Okay. In future it might be best to post a single question per thread. This has been an excellent example of why that's a good idea

gneill said:
Okay. In future it might be best to post a single question per thread. This has been an excellent example of why that's a good idea

Well, at the very least, the moron OP should avoid asking two questions in the first post, and then drag in a third question in the fifth post that is actually a new first question.

On a less self-sarcastic note, though, I just want to avoid clogging up the forum. I kind of feel I ask too many questions and contribute too little.

If/when I need help for my third problem, I will post a new thread though. I hate being the cause of time wasting misunderstandings.

Mutaja said:
Well, at the very least, the moron OP should avoid asking two questions in the first post, and then drag in a third question in the fifth post that is actually a new first question.

On a less self-sarcastic note, though, I just want to avoid clogging up the forum. I kind of feel I ask too many questions and contribute too little.

If/when I need help for my third problem, I will post a new thread though. I hate being the cause of time wasting misunderstandings.

Post as many separate threads as you need and can keep track of diligently. Multitasking is a wonderful thing so long as it doesn't affect quality

1 person

## 1. How does a capacitor charge and discharge?
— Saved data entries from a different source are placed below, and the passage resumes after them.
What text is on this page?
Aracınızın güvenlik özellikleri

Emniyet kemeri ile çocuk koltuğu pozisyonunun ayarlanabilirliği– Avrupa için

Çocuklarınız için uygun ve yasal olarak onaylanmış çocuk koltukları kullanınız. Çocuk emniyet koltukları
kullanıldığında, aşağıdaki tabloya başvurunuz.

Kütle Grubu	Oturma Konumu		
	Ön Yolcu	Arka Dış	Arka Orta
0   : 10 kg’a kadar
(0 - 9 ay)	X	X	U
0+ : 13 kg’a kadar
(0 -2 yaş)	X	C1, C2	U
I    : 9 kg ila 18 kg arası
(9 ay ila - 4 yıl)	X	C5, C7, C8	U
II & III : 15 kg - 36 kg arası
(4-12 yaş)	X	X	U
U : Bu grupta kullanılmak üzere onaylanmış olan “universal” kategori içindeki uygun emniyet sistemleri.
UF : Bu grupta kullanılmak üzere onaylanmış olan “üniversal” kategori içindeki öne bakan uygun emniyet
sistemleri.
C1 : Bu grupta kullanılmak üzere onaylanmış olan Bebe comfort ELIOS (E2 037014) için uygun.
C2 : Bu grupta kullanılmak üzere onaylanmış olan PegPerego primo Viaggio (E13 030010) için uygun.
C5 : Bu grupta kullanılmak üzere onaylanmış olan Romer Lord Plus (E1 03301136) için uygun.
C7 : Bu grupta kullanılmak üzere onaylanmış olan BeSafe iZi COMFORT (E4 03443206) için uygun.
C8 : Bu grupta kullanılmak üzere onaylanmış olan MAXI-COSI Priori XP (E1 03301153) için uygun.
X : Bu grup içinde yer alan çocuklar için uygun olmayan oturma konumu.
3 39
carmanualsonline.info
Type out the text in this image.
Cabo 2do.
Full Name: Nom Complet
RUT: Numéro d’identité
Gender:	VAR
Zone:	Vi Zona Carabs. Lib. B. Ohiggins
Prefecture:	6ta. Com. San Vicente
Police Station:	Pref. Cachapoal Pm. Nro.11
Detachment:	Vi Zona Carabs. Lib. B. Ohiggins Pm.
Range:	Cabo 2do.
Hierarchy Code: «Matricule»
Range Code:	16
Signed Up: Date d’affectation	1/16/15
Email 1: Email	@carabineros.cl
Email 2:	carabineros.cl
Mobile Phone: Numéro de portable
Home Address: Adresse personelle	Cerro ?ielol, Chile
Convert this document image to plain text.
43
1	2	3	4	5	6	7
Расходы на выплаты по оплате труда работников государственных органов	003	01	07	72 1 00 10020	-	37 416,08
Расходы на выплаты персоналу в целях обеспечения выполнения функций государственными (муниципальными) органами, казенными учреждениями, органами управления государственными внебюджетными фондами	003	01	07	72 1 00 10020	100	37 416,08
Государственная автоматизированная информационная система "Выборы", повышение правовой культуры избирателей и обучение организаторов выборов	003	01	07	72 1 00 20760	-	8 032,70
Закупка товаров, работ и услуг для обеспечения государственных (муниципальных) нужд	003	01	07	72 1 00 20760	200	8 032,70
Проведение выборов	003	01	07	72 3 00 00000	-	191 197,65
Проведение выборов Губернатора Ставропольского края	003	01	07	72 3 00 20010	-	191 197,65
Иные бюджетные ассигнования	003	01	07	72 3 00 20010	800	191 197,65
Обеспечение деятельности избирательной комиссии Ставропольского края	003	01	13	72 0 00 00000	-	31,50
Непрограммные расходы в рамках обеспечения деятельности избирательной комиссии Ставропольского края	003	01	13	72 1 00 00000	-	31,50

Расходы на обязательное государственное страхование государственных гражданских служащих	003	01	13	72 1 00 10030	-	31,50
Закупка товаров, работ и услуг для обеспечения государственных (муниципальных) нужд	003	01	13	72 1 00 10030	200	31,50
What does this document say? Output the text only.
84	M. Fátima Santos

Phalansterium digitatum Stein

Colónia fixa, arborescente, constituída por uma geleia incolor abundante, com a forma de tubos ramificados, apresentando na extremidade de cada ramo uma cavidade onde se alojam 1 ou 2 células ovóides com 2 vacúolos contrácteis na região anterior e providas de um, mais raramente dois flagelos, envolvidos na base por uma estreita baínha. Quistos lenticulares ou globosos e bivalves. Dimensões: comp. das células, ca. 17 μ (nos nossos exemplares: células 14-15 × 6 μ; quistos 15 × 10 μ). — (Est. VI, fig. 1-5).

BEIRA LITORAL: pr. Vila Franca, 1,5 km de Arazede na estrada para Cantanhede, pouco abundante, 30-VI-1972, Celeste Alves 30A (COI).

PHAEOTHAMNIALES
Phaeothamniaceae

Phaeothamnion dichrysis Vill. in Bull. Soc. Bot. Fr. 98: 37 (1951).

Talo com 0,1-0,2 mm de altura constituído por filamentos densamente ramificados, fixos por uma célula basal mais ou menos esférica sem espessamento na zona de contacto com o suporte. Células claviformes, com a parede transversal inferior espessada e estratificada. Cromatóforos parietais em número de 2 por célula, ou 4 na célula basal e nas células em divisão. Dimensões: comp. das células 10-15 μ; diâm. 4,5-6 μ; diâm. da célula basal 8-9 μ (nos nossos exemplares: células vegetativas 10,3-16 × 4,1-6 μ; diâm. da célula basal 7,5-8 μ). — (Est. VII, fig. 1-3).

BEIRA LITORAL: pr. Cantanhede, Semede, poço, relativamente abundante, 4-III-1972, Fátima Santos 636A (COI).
A capacitor charges and discharges by storing and releasing electrical energy. When a voltage is applied to the capacitor, it creates an electric field between its two plates, causing one plate to accumulate positive charge and the other to accumulate negative charge. This creates a potential difference between the plates, and the capacitor is said to be charged. When the capacitor is discharged, the stored energy is released as current flows from one plate to the other.

## 2. What factors affect the charging and discharging of a capacitor?

The time it takes for a capacitor to charge and discharge depends on several factors, including the capacitance of the capacitor, the voltage applied, and the resistance of the circuit. A larger capacitance will take longer to charge and discharge than a smaller capacitance. Similarly, a higher voltage will charge the capacitor faster than a lower voltage, and a lower resistance will allow for faster charging and discharging than a higher resistance.

## 3. How does the type of dielectric material used in a capacitor impact its charging and discharging?

The type of dielectric material used in a capacitor can affect its charging and discharging in several ways. Different dielectric materials have different permittivity values, which determine the capacitance of the capacitor. A higher permittivity will result in a higher capacitance and a longer charging and discharging time. Additionally, different dielectric materials have different breakdown voltages, which can impact the maximum voltage that can be applied to the capacitor.

## 4. What is the difference between charging and discharging a capacitor in DC and AC circuits?

In a DC circuit, a capacitor charges and discharges at a constant rate, following an exponential curve. In an AC circuit, the capacitor charges and discharges at a varying rate, following the frequency of the AC voltage. This results in a sinusoidal waveform for the charging and discharging of the capacitor. Additionally, in an AC circuit, the capacitor can act as a frequency-dependent element, affecting the behavior of the circuit.

## 5. How does the charging and discharging of a capacitor impact the overall behavior of a circuit?

The charging and discharging of a capacitor can have a significant impact on the behavior of a circuit. In a DC circuit, a capacitor can act as a temporary energy storage device, smoothing out voltage fluctuations and providing a stable power supply. In an AC circuit, the capacitor can act as a frequency-dependent element, affecting the overall impedance and phase angle of the circuit. Additionally, the charging and discharging of a capacitor can cause a delay in the response of a circuit, affecting the timing of signals and operations.